A year ago, 701 Coffee — which serves vegan coffee drinks, smoothies, pastries, sandwiches and other foods — opened its doors.
When resources are limited, “you have to make those compromises,” says owner Sara Mae Brereton. “This is the way that a lot of small businesses start off, but people don’t talk about it.”
Brereton, who worked hanging drywall for 20 years, was eager to move into a career she loved. Her wife, Rachel, is still a driver for UPS during the week, but works Saturdays at the café. Their kids — ages 18, 17 and twin 14-year-olds — help out too.
The family sold most of their belongings when they moved to the studio, and slowly began purchasing the café items they needed.
Brereton says that she sometimes goes to other coffee shops when she needs a little space to get work done, but that the upsides to living in tight quarters outweigh the challenges.
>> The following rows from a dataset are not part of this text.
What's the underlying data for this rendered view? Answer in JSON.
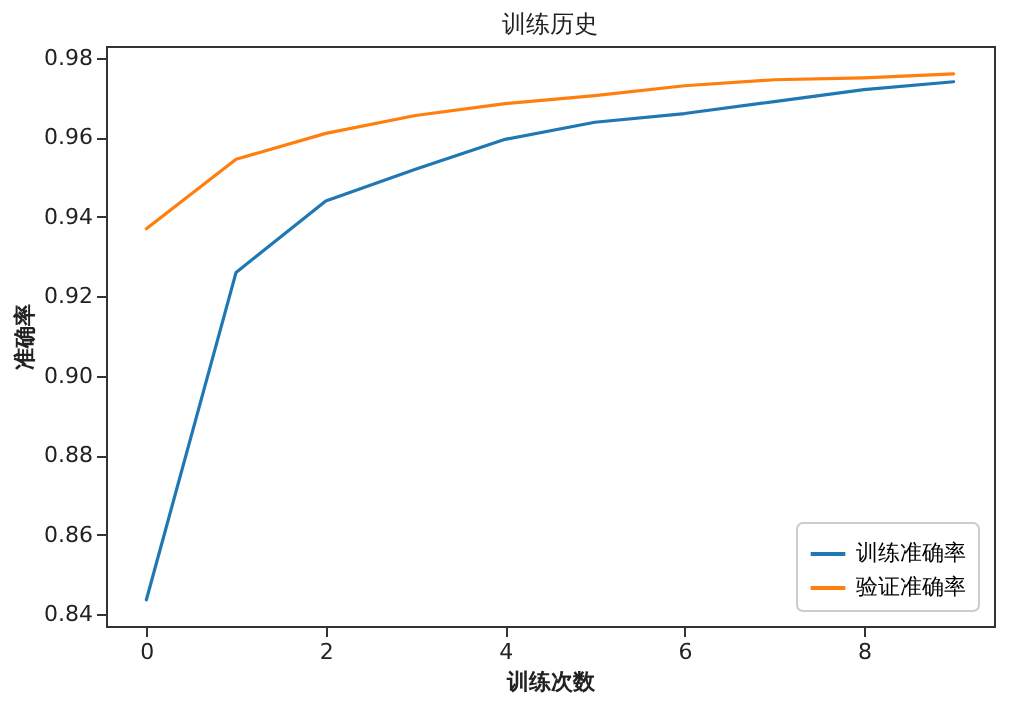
{
  "chart_data": {
    "type": "line",
    "title": "训练历史",
    "xlabel": "训练次数",
    "ylabel": "准确率",
    "x": [
      0,
      1,
      2,
      3,
      4,
      5,
      6,
      7,
      8,
      9
    ],
    "series": [
      {
        "name": "训练准确率",
        "color": "#1f77b4",
        "values": [
          0.8436,
          0.926,
          0.944,
          0.952,
          0.9595,
          0.9638,
          0.966,
          0.969,
          0.972,
          0.974
        ]
      },
      {
        "name": "验证准确率",
        "color": "#ff7f0e",
        "values": [
          0.937,
          0.9545,
          0.961,
          0.9655,
          0.9685,
          0.9705,
          0.973,
          0.9745,
          0.975,
          0.976
        ]
      }
    ],
    "xlim": [
      -0.45,
      9.45
    ],
    "xticks": [
      0,
      2,
      4,
      6,
      8
    ],
    "ylim": [
      0.837,
      0.983
    ],
    "yticks": [
      0.84,
      0.86,
      0.88,
      {
        "value": 0.9,
        "label": "0.90"
      },
      0.92,
      0.94,
      0.96,
      0.98
    ],
    "grid": false,
    "legend": "bottom right",
    "marker": "none",
    "line_style": "solid"
  }
}
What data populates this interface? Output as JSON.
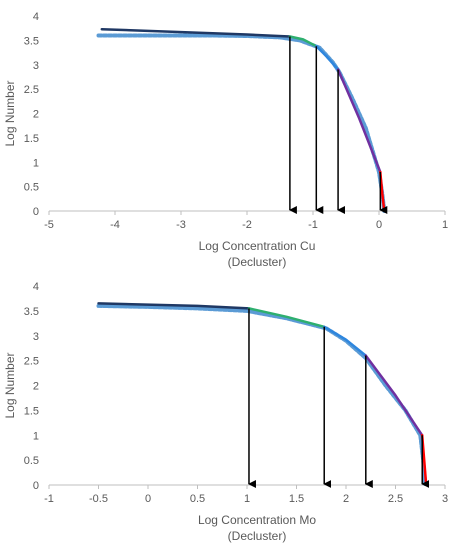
{
  "chart_data": [
    {
      "type": "line",
      "title": "",
      "xlabel": "Log Concentration Cu",
      "xlabel2": "(Decluster)",
      "ylabel": "Log Number",
      "xlim": [
        -5,
        1
      ],
      "ylim": [
        0,
        4
      ],
      "xticks": [
        "-5",
        "-4",
        "-3",
        "-2",
        "-1",
        "0",
        "1"
      ],
      "yticks": [
        "0",
        "0.5",
        "1",
        "1.5",
        "2",
        "2.5",
        "3",
        "3.5",
        "4"
      ],
      "grid": false,
      "colors": {
        "data": "#5B9BD5",
        "seg1": "#1F3864",
        "seg2": "#2EAF6F",
        "seg3": "#2E86DE",
        "seg4": "#7030A0",
        "seg5": "#FF0000",
        "arrow": "#000000"
      },
      "series": [
        {
          "values": [
            [
              -4.25,
              3.6
            ],
            [
              -4.15,
              3.6
            ],
            [
              -2.9,
              3.6
            ],
            [
              -2.5,
              3.6
            ],
            [
              -2.0,
              3.59
            ],
            [
              -1.5,
              3.56
            ],
            [
              -1.2,
              3.5
            ],
            [
              -0.9,
              3.35
            ],
            [
              -0.7,
              3.05
            ],
            [
              -0.6,
              2.85
            ],
            [
              -0.4,
              2.3
            ],
            [
              -0.2,
              1.7
            ],
            [
              0.0,
              0.8
            ],
            [
              0.05,
              0.35
            ],
            [
              0.08,
              0.0
            ]
          ]
        },
        {
          "values": [
            [
              -4.2,
              3.73
            ],
            [
              -2.0,
              3.62
            ],
            [
              -1.35,
              3.58
            ]
          ]
        },
        {
          "values": [
            [
              -1.35,
              3.58
            ],
            [
              -1.15,
              3.52
            ],
            [
              -0.95,
              3.38
            ]
          ]
        },
        {
          "values": [
            [
              -0.95,
              3.38
            ],
            [
              -0.8,
              3.18
            ],
            [
              -0.62,
              2.9
            ]
          ]
        },
        {
          "values": [
            [
              -0.62,
              2.9
            ],
            [
              -0.3,
              1.9
            ],
            [
              0.02,
              0.8
            ]
          ]
        },
        {
          "values": [
            [
              0.02,
              0.8
            ],
            [
              0.05,
              0.35
            ],
            [
              0.08,
              0.0
            ]
          ]
        }
      ],
      "arrows": [
        [
          -1.35,
          3.58
        ],
        [
          -0.95,
          3.38
        ],
        [
          -0.62,
          2.9
        ],
        [
          0.02,
          0.8
        ]
      ]
    },
    {
      "type": "line",
      "title": "",
      "xlabel": "Log Concentration Mo",
      "xlabel2": "(Decluster)",
      "ylabel": "Log Number",
      "xlim": [
        -1,
        3
      ],
      "ylim": [
        0,
        4
      ],
      "xticks": [
        "-1",
        "-0.5",
        "0",
        "0.5",
        "1",
        "1.5",
        "2",
        "2.5",
        "3"
      ],
      "yticks": [
        "0",
        "0.5",
        "1",
        "1.5",
        "2",
        "2.5",
        "3",
        "3.5",
        "4"
      ],
      "grid": false,
      "colors": {
        "data": "#5B9BD5",
        "seg1": "#1F3864",
        "seg2": "#2EAF6F",
        "seg3": "#2E86DE",
        "seg4": "#7030A0",
        "seg5": "#FF0000",
        "arrow": "#000000"
      },
      "series": [
        {
          "values": [
            [
              -0.5,
              3.6
            ],
            [
              0.0,
              3.58
            ],
            [
              0.5,
              3.55
            ],
            [
              1.0,
              3.5
            ],
            [
              1.4,
              3.35
            ],
            [
              1.8,
              3.15
            ],
            [
              2.0,
              2.9
            ],
            [
              2.2,
              2.55
            ],
            [
              2.4,
              2.0
            ],
            [
              2.6,
              1.5
            ],
            [
              2.75,
              1.0
            ],
            [
              2.78,
              0.5
            ],
            [
              2.8,
              0.0
            ]
          ]
        },
        {
          "values": [
            [
              -0.5,
              3.65
            ],
            [
              0.5,
              3.6
            ],
            [
              1.02,
              3.55
            ]
          ]
        },
        {
          "values": [
            [
              1.02,
              3.55
            ],
            [
              1.4,
              3.38
            ],
            [
              1.78,
              3.18
            ]
          ]
        },
        {
          "values": [
            [
              1.78,
              3.18
            ],
            [
              2.0,
              2.92
            ],
            [
              2.2,
              2.6
            ]
          ]
        },
        {
          "values": [
            [
              2.2,
              2.6
            ],
            [
              2.5,
              1.8
            ],
            [
              2.77,
              1.0
            ]
          ]
        },
        {
          "values": [
            [
              2.77,
              1.0
            ],
            [
              2.79,
              0.5
            ],
            [
              2.81,
              0.0
            ]
          ]
        }
      ],
      "arrows": [
        [
          1.02,
          3.55
        ],
        [
          1.78,
          3.18
        ],
        [
          2.2,
          2.6
        ],
        [
          2.77,
          1.0
        ]
      ]
    }
  ]
}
“We have this idea in America that we need all of this space,” she says. “As stressful as it is sometimes for all of us, there is something about waking up in the morning and the heat is off, even in winter, and everybody’s body heat is warming the room, and everybody is here.
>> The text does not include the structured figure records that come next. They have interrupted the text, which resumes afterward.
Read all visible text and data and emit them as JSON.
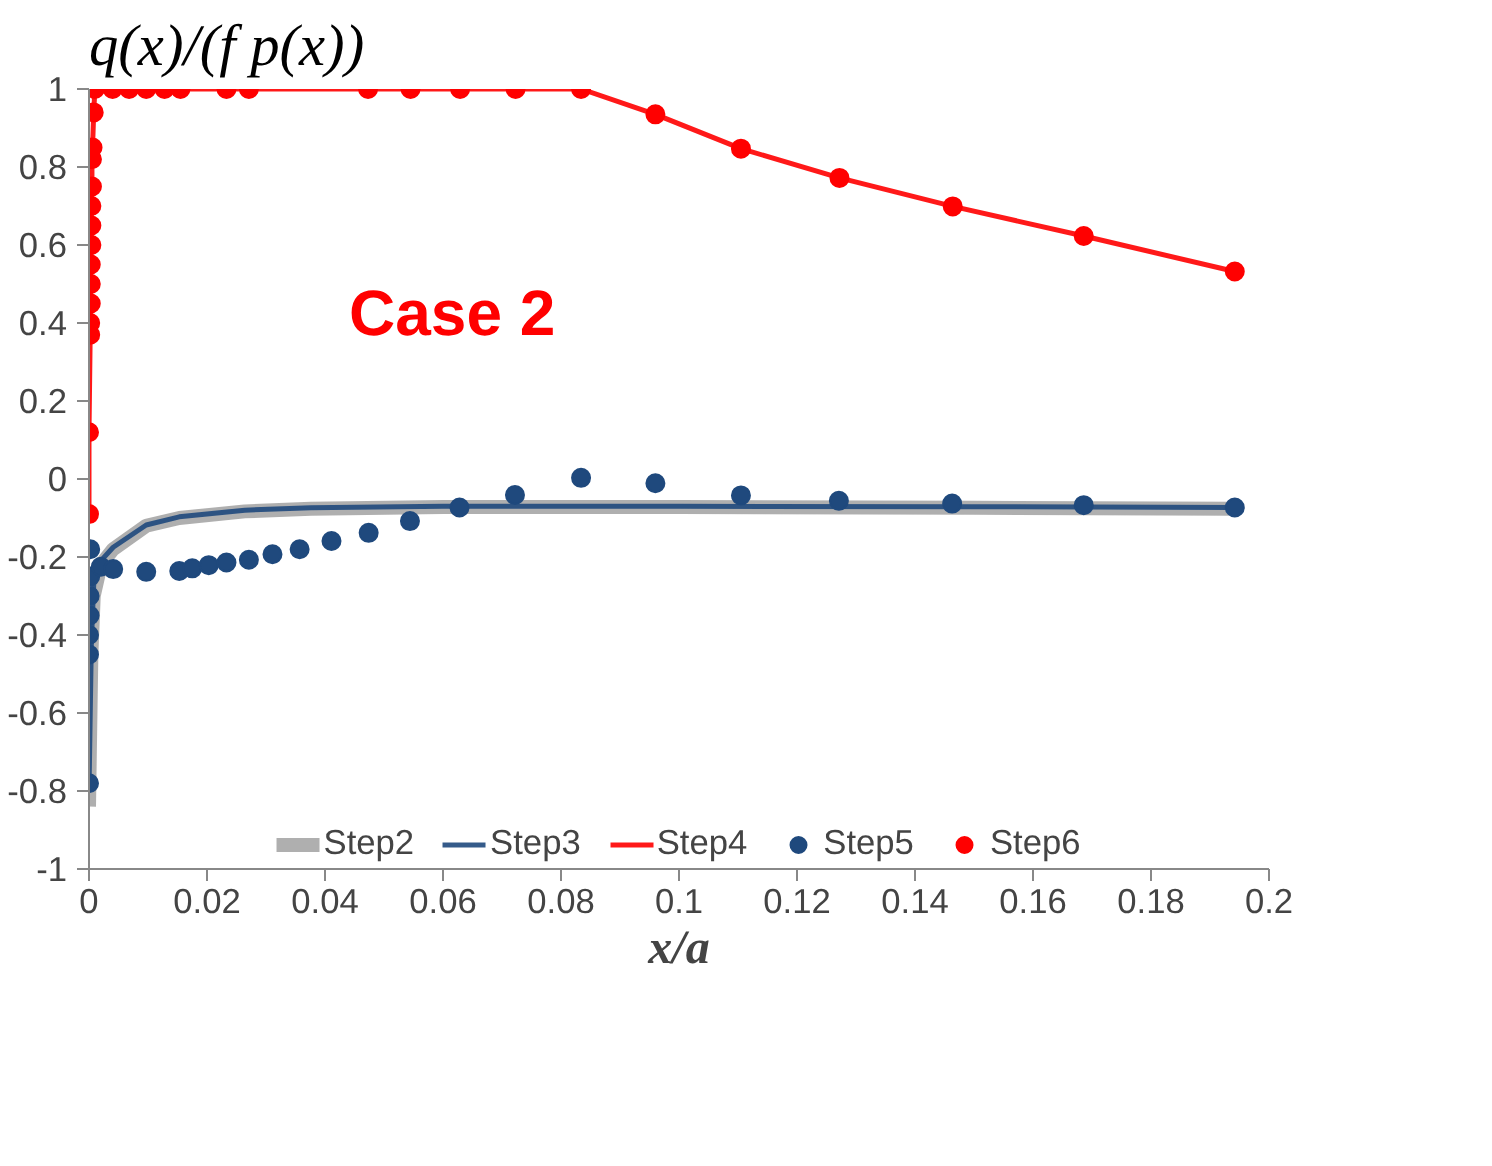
{
  "chart_data": {
    "type": "line",
    "ylabel": "q(x)/(f p(x))",
    "xlabel": "x/a",
    "annotations": [
      "Case 2"
    ],
    "xlim": [
      0,
      0.2
    ],
    "ylim": [
      -1,
      1
    ],
    "xticks": [
      0,
      0.02,
      0.04,
      0.06,
      0.08,
      0.1,
      0.12,
      0.14,
      0.16,
      0.18,
      0.2
    ],
    "yticks": [
      -1,
      -0.8,
      -0.6,
      -0.4,
      -0.2,
      0,
      0.2,
      0.4,
      0.6,
      0.8,
      1
    ],
    "grid": false,
    "legend": "bottom",
    "series": [
      {
        "name": "Step2",
        "color": "#a6a6a6",
        "x": [
          0,
          0.0004,
          0.0008,
          0.002,
          0.0041,
          0.0097,
          0.0153,
          0.0264,
          0.0376,
          0.06,
          0.1,
          0.15,
          0.194
        ],
        "values": [
          -0.84,
          -0.45,
          -0.3,
          -0.22,
          -0.18,
          -0.12,
          -0.1,
          -0.083,
          -0.076,
          -0.072,
          -0.072,
          -0.074,
          -0.076
        ]
      },
      {
        "name": "Step3",
        "color": "#1f497d",
        "x": [
          0,
          0.0004,
          0.0008,
          0.002,
          0.0041,
          0.0097,
          0.0153,
          0.0264,
          0.0376,
          0.06,
          0.1,
          0.15,
          0.194
        ],
        "values": [
          -0.8,
          -0.42,
          -0.27,
          -0.21,
          -0.175,
          -0.118,
          -0.097,
          -0.08,
          -0.074,
          -0.07,
          -0.07,
          -0.071,
          -0.073
        ]
      },
      {
        "name": "Step4",
        "color": "#ff0000",
        "x": [
          0,
          0,
          0.0002,
          0.0002,
          0.0003,
          0.0003,
          0.0003,
          0.0004,
          0.0004,
          0.0004,
          0.0005,
          0.0005,
          0.0006,
          0.0008,
          0.001,
          0.004,
          0.0068,
          0.0097,
          0.0128,
          0.0155,
          0.0233,
          0.0271,
          0.0473,
          0.0545,
          0.0629,
          0.0723,
          0.0834,
          0.096,
          0.1105,
          0.1272,
          0.1464,
          0.1686,
          0.1942
        ],
        "values": [
          -0.09,
          0.12,
          0.37,
          0.4,
          0.45,
          0.5,
          0.55,
          0.6,
          0.65,
          0.7,
          0.75,
          0.82,
          0.85,
          0.94,
          1,
          1,
          1,
          1,
          1,
          1,
          1,
          1,
          1,
          1,
          1,
          1,
          1,
          0.935,
          0.847,
          0.772,
          0.699,
          0.623,
          0.532
        ]
      },
      {
        "name": "Step5",
        "type": "scatter",
        "color": "#1f497d",
        "x": [
          0,
          0,
          0,
          0.0001,
          0.0001,
          0.0002,
          0.0002,
          0.002,
          0.0041,
          0.0097,
          0.0153,
          0.0175,
          0.0203,
          0.0233,
          0.0271,
          0.0311,
          0.0357,
          0.0411,
          0.0474,
          0.0544,
          0.0628,
          0.0722,
          0.0834,
          0.096,
          0.1105,
          0.1271,
          0.1463,
          0.1686,
          0.1942
        ],
        "values": [
          -0.78,
          -0.45,
          -0.4,
          -0.35,
          -0.3,
          -0.25,
          -0.18,
          -0.225,
          -0.231,
          -0.238,
          -0.236,
          -0.229,
          -0.221,
          -0.214,
          -0.207,
          -0.193,
          -0.18,
          -0.159,
          -0.138,
          -0.108,
          -0.073,
          -0.041,
          0.003,
          -0.011,
          -0.042,
          -0.056,
          -0.063,
          -0.067,
          -0.073
        ]
      },
      {
        "name": "Step6",
        "type": "scatter",
        "color": "#ff0000",
        "x": [
          0,
          0,
          0.0002,
          0.0002,
          0.0003,
          0.0003,
          0.0003,
          0.0004,
          0.0004,
          0.0004,
          0.0005,
          0.0005,
          0.0006,
          0.0008,
          0.001,
          0.004,
          0.0068,
          0.0097,
          0.0128,
          0.0155,
          0.0233,
          0.0271,
          0.0473,
          0.0545,
          0.0629,
          0.0723,
          0.0834,
          0.096,
          0.1105,
          0.1272,
          0.1464,
          0.1686,
          0.1942
        ],
        "values": [
          -0.09,
          0.12,
          0.37,
          0.4,
          0.45,
          0.5,
          0.55,
          0.6,
          0.65,
          0.7,
          0.75,
          0.82,
          0.85,
          0.94,
          1,
          1,
          1,
          1,
          1,
          1,
          1,
          1,
          1,
          1,
          1,
          1,
          1,
          0.935,
          0.847,
          0.772,
          0.699,
          0.623,
          0.532
        ]
      }
    ]
  }
}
“I’m not saying I want to continue this,” she says, “but there’s an experience we get to have being in this confined space, a closeness that is not there in a three-bedroom apartment.”
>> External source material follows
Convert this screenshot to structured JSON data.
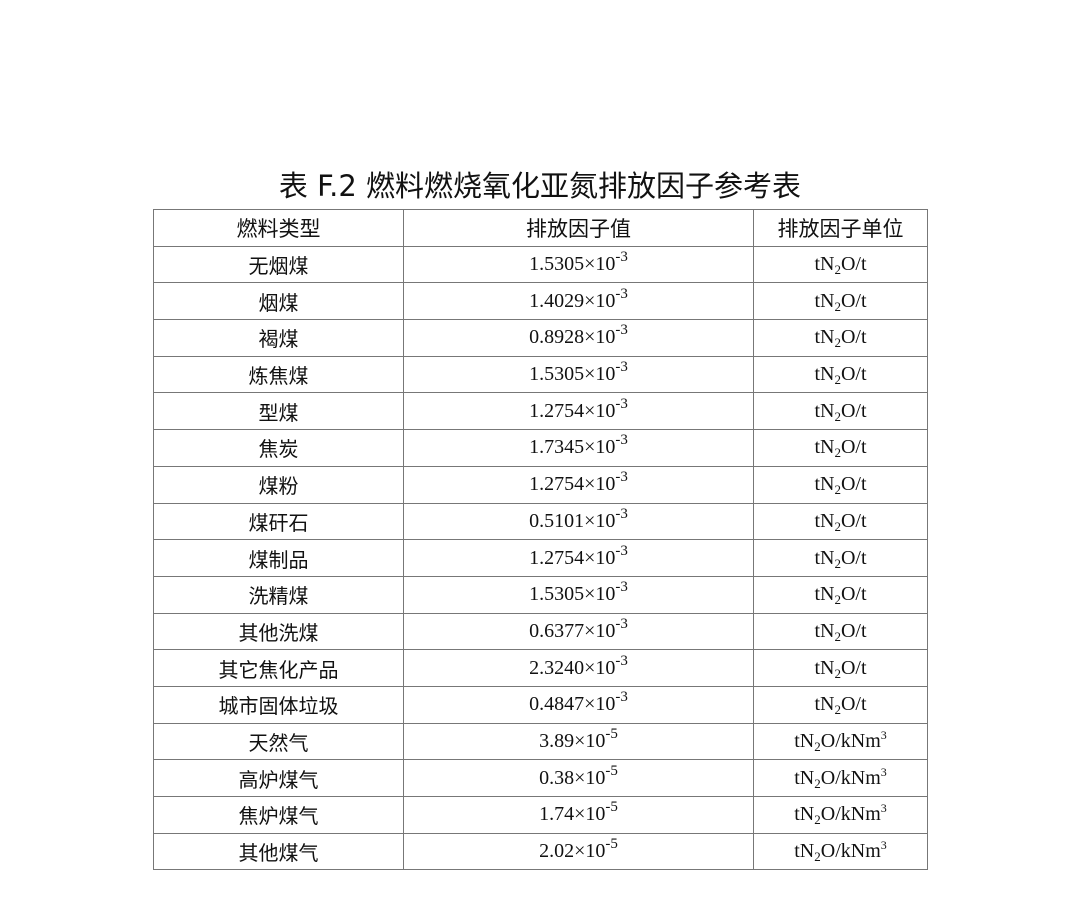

The business got off to a strong start, Brereton says, and was welcomed by the community, which includes Garfield High School, kitty-corner from the café. They were serving up to 80 customers a day, but the business has taken a serious hit recently due to a road construction project that’s tearing up 23rd Avenue.
The family had hoped they’d soon be able to move out of the studio and turn it into a bakery and area to prepare their homemade chai, but that plan is on hold. The Breretons and other business owners suffering due to the road project are asking the city for financial help.
Brereton is hopeful that the café will survive and they’ll earn enough to find a larger home. “Everyone is looking forward to moving into a bigger place eventually,” she says. “I said when we do, everyone is going to feel a little lonely.”